Five Elements Of Supply Chain Management
In SCM, the supply chain manager organizes the logistics of all aspects of the supply chain, which includes five parts:
- The plan or the strategy
- The source of raw materials or the services
- Manufacturing which is focused on productivity and efficiency
- Delivery as well as logistics
- The return system for defective and unwanted products
The supply chain manager attempts to minimize shortages and keep costs low. The job is not only about the logistics and acquiring inventory.
Improvements in productivity and efficiency go right to the bottom line of a company and have a real and lasting impact.
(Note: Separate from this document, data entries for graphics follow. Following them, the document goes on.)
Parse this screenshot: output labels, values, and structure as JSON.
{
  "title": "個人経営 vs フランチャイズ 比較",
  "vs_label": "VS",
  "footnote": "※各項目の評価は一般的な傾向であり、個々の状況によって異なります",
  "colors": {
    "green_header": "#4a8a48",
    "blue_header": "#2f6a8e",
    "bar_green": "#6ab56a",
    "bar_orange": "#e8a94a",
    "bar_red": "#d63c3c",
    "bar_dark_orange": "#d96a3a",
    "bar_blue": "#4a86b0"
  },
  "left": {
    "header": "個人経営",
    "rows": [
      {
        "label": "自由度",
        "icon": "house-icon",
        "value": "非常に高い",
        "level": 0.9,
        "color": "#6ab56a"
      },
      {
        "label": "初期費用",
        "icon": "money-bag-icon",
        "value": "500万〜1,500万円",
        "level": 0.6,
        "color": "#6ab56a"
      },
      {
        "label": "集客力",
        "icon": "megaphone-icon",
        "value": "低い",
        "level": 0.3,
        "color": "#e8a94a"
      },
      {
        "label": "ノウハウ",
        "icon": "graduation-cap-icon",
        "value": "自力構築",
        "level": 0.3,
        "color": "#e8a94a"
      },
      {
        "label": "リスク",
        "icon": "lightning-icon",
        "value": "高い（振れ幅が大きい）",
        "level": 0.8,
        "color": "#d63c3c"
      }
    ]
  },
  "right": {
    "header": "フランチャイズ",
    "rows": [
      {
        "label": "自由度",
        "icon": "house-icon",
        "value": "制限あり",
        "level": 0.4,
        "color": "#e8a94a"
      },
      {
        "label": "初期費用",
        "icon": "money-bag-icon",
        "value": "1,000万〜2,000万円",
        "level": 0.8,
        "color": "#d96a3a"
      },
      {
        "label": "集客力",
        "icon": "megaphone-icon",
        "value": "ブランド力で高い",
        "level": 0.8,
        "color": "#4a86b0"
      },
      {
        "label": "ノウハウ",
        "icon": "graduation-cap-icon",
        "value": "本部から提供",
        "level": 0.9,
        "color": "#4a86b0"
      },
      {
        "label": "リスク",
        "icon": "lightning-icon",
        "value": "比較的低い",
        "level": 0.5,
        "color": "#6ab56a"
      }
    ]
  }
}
Good supply chain management keeps companies out of the headlines and away from expensive recalls and lawsuits.
Key Features For Effective And Efficient Supply Chain Management
Connected: Being able to reach the unstructured data from social media, structured data from the Internet of Things and more traditional data sets available by conventional ERP and B2B integration tools.
Collaborative: Improving collaboration with suppliers frequently means the use of cloud-based commerce networks to allow multi-enterprise collaboration and engagement.
Cyber-aware: The supply chain must strengthen its systems and protect them from cyber-intrusions and hacks, an enterprise-wide concern.
Cognitively enabled: The AI platform grows into the modern supply chain's control tower through collating, coordinating and conducting decisions across the chain. Most of the supply chain is automated.
Comprehensive: Analytics capabilities has to be scaled with data in real-time. Insights will be thorough and fast.